The 2014 Phoenix South oil discovery, in permit WA-435-P, could indicate a new oil reservoir fairway in one of the few remaining underexplored parts of Australia’s northwest shelf. The Capreolus 3D survey is expected to cover various Triassic and Jurassic structural and stratigraphic traps.
The seismic acquisition project commenced activities in early January 2015 with two Polarcus A-Class 3D seismic vessels, the Polarcus Amani and the Polarcus Asima, operating in simultaneous-acquisition mode to maximize production. The technique delivered more than 11,000sq km of 3D seismic data to the company in less than three months. The data is currently being processed through to pre-stack depth migration by DownUnder GeoSolutions based in Perth, Australia, with final data products expected to be delivered by 1Q 2016.
North Sea
The North Sea, often seen as a mature basin, but with underexplored plays, has also been getting attention. In May, French seismic firm CGG launched a western extension of the Horda BroadSeis-BroadSource 3D multi-client data program it began acquiring in the northern North Sea in 2014. The extension, known as Tampen, is in the Northern Viking Graben offshore Norway and the UK and is expected to be completed in 2016. It will add 17,000sq km of data to the 18,000sq km Horda survey to provide 35,000sq km of contiguous and uniform broadband seismic data coverage.
The Tampen survey covers mature, high-potential areas of Statfjord, Gullfaks, Snorre and Osberg, among others. The overall Horda multi-client program will include geological context and a prospectivity review, potential field data, satellite hydrocarbon seep imagery, a high-quality well database, biostratigraphy, sedimentology and geochemistry data, and seismic reservoir characterization products supported by reservoir-quality seismic data.
Offshore wind farms
Elsewhere, seismic companies that are experiencing a fall off of work due to low oil prices can look for new markets in the offshore wind energy sector. For example, the Scarlett Isabella was used as a seismic vessel to map the sea floor some 13mi offshore Ocean City, Maryland, in the Delaware Bay.

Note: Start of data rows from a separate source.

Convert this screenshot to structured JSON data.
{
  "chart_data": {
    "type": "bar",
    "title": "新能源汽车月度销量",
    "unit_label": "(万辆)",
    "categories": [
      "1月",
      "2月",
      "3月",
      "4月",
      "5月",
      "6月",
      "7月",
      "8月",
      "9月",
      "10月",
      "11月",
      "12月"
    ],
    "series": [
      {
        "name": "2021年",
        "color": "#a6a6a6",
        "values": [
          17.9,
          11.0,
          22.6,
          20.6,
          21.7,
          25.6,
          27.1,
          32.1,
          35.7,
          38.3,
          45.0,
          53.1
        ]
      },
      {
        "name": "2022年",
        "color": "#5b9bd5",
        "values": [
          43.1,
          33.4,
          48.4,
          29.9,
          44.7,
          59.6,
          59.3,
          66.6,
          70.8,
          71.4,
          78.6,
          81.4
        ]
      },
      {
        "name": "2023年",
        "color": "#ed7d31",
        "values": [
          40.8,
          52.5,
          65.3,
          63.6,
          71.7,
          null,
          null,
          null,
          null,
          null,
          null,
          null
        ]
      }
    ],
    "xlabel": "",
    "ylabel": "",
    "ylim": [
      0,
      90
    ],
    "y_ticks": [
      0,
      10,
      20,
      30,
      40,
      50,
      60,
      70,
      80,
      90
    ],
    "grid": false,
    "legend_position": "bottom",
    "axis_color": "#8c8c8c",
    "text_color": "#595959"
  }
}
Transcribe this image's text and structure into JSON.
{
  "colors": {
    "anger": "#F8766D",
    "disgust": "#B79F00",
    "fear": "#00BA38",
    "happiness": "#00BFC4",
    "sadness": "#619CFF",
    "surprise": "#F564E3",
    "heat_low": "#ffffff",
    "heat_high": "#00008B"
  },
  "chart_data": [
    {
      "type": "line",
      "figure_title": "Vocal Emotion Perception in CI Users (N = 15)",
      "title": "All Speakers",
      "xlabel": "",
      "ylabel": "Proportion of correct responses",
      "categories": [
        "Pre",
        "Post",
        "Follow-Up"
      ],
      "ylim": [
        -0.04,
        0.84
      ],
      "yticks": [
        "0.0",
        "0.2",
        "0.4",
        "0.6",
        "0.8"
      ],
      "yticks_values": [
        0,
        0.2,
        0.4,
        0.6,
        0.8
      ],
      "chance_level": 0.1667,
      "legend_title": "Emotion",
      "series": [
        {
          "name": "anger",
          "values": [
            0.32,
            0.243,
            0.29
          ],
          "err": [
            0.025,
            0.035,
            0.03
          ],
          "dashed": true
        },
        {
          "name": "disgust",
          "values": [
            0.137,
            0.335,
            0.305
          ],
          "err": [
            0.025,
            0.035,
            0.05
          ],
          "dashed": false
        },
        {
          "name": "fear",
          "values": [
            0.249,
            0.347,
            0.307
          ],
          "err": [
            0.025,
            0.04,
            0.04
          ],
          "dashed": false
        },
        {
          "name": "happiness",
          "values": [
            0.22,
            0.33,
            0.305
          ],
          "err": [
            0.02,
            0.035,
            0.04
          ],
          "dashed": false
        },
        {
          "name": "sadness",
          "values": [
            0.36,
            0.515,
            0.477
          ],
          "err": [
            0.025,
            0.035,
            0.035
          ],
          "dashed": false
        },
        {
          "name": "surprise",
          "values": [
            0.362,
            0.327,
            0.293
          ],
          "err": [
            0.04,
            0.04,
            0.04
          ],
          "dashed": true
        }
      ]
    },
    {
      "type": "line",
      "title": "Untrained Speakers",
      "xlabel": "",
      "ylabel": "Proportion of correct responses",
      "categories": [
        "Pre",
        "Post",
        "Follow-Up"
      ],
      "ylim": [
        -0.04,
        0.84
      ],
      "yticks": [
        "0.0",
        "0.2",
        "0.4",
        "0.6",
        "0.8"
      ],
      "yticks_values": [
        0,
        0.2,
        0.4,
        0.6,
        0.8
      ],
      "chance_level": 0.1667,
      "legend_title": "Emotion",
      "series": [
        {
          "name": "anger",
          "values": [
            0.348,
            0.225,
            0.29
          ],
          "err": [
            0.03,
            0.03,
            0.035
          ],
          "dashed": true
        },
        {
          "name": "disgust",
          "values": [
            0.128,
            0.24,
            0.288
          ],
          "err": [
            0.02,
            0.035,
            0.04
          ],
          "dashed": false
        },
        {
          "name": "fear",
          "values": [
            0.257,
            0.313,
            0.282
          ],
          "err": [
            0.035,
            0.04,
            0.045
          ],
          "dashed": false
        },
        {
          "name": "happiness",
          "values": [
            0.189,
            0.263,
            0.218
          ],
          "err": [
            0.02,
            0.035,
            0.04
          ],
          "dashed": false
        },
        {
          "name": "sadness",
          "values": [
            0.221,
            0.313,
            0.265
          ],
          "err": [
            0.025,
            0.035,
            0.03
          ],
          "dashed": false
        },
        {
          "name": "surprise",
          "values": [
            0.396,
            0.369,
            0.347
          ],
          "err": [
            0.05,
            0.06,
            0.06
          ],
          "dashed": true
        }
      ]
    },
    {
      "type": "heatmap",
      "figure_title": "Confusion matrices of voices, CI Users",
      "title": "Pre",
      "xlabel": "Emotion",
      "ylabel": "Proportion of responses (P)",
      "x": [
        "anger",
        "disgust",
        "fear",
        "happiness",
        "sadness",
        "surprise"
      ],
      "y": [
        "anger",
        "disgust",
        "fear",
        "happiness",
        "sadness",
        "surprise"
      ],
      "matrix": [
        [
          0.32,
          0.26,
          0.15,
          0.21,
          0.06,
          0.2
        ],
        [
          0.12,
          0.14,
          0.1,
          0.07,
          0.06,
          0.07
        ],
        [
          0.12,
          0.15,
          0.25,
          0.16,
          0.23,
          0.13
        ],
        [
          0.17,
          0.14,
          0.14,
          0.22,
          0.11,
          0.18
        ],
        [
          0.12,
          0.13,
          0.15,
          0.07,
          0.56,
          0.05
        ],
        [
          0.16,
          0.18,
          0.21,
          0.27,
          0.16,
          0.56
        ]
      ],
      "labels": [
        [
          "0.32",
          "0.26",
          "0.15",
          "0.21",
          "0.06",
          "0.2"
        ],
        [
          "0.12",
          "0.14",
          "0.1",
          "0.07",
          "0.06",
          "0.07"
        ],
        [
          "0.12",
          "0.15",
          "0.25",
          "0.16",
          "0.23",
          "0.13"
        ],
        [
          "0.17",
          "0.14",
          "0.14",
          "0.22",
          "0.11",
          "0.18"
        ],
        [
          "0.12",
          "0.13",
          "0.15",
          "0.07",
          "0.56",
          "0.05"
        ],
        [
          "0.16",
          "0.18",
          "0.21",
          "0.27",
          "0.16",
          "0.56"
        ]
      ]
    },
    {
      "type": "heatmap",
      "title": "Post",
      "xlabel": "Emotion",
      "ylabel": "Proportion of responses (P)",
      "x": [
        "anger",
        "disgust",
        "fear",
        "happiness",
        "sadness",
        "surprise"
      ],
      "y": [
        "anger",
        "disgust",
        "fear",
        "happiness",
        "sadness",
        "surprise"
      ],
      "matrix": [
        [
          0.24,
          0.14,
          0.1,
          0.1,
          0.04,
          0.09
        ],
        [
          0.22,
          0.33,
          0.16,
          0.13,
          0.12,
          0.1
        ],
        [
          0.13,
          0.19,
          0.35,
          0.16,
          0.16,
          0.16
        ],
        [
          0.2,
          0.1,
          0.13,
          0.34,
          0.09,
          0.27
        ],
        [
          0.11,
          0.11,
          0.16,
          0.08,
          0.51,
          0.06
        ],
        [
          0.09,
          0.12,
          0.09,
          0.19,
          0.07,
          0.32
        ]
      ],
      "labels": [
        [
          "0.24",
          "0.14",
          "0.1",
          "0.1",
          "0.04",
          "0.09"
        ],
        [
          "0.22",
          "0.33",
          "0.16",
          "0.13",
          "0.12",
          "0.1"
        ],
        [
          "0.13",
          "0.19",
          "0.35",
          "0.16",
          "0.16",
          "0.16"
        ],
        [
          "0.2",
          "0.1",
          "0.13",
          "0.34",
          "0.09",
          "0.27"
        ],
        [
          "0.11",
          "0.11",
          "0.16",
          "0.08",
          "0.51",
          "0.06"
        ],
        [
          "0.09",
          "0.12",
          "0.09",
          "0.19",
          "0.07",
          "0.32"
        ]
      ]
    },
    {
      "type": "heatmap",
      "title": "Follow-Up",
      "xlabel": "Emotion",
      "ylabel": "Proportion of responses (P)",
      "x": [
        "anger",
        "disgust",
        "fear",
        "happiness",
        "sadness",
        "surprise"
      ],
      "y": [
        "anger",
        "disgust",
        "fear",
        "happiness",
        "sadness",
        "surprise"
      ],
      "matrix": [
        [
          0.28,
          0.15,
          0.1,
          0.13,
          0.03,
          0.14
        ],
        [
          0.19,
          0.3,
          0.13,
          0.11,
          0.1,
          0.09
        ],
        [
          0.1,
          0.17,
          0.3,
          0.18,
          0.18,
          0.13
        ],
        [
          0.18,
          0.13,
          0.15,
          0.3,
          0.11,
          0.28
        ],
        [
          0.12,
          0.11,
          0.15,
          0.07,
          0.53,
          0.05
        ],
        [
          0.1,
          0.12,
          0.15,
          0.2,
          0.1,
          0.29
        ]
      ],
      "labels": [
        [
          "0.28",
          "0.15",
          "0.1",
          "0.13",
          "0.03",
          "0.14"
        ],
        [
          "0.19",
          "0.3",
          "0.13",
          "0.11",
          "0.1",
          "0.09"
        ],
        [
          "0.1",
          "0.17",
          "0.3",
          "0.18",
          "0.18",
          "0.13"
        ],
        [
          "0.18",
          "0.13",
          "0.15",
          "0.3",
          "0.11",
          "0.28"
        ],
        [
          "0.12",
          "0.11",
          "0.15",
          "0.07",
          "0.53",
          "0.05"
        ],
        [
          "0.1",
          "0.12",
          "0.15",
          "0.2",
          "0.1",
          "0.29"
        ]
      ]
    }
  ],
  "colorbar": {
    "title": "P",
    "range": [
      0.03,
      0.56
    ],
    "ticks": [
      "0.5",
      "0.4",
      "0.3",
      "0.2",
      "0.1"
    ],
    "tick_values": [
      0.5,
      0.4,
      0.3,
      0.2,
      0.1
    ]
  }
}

The survey, conducted for the US Geological Survey, completed the seafloor data mapping project offshore of the Delmarva Peninsula on 25 July 2014. The project covered some 94sq mi to gather data that could help place up to 40 huge wind turbines there to generate power.
"It's starting to get real, this offshore wind stuff," said Andrew Gohn, senior clean energy program manager for the Maryland Energy Administration, in a public statement. “We've got boats, we've got data.”
The geophysical survey was conducted for Maryland by Coastal Planning & Engineering of St. Petersburg, Florida. Maryland officials hope the data gathered through the $3.5 million contract will help prospective wind energy developers figure out where to build the offshore wind turbines.